Ungeachtet der gewählten Vertriebsstrategie sollten Großhändler ihre Vertriebsmitarbeiter entsprechend schulen. Damit diese die Attraktivität der neuen Produkte glaubhaft vermitteln, müssen sie das Markenversprechen aus dem Effeff kennen und alle Produkt-Vorteile verstehen und erklären können. Oft sehen wir, dass die Entwicklung von Eigenmarken auch daran scheitert, dass der eigene Vertrieb nicht mitgenommen und mit den richtigen Incentives entsprechend motiviert wurde.

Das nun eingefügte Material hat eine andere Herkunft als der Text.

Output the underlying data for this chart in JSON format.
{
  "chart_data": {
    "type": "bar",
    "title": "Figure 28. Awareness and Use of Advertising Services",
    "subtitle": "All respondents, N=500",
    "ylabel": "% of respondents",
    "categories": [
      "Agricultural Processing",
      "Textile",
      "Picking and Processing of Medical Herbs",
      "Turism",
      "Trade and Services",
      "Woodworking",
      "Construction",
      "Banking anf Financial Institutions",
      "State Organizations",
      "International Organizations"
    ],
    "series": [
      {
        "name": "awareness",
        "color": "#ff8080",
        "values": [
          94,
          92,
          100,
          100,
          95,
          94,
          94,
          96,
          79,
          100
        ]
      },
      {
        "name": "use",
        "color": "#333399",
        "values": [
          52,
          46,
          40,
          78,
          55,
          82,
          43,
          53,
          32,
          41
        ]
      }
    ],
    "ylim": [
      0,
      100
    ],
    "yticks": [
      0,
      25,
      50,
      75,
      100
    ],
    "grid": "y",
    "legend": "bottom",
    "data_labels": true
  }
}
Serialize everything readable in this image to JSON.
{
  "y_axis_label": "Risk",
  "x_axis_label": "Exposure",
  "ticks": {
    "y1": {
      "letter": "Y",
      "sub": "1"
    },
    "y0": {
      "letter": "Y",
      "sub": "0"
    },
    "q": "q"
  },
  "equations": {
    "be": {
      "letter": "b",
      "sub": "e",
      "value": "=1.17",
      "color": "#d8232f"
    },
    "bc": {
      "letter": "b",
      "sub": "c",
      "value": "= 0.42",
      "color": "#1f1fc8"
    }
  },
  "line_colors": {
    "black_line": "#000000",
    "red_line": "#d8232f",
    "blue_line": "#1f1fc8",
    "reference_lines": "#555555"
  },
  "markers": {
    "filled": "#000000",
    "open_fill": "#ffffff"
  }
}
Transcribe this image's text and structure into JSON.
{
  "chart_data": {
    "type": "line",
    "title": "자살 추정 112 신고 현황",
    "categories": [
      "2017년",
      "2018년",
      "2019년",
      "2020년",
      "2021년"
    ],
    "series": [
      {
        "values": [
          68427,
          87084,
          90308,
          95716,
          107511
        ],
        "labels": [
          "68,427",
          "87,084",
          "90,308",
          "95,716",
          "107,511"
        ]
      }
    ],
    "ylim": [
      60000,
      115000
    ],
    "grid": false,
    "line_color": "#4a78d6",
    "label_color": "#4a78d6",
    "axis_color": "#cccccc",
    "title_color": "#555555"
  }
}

In 4 Schritten zur erfolgreichen Eigenmarke
Zusammengefasst lässt sich also sagen, dass Eigenmarken im heutigen Markt ein geeigneter Weg sind, um mit dem immer stärker werdenden Wettbewerbsdruck fertigzuwerden. Dafür benötigen Großhändler eine strukturierte Analyse des bestehenden Marktpotenzials, eine konsistente strategische Positionierung, dazu passende Pricing- und Promotion-Strategien sowie nicht zuletzt ein gut geschultes und voll motiviertes Vertriebsteam.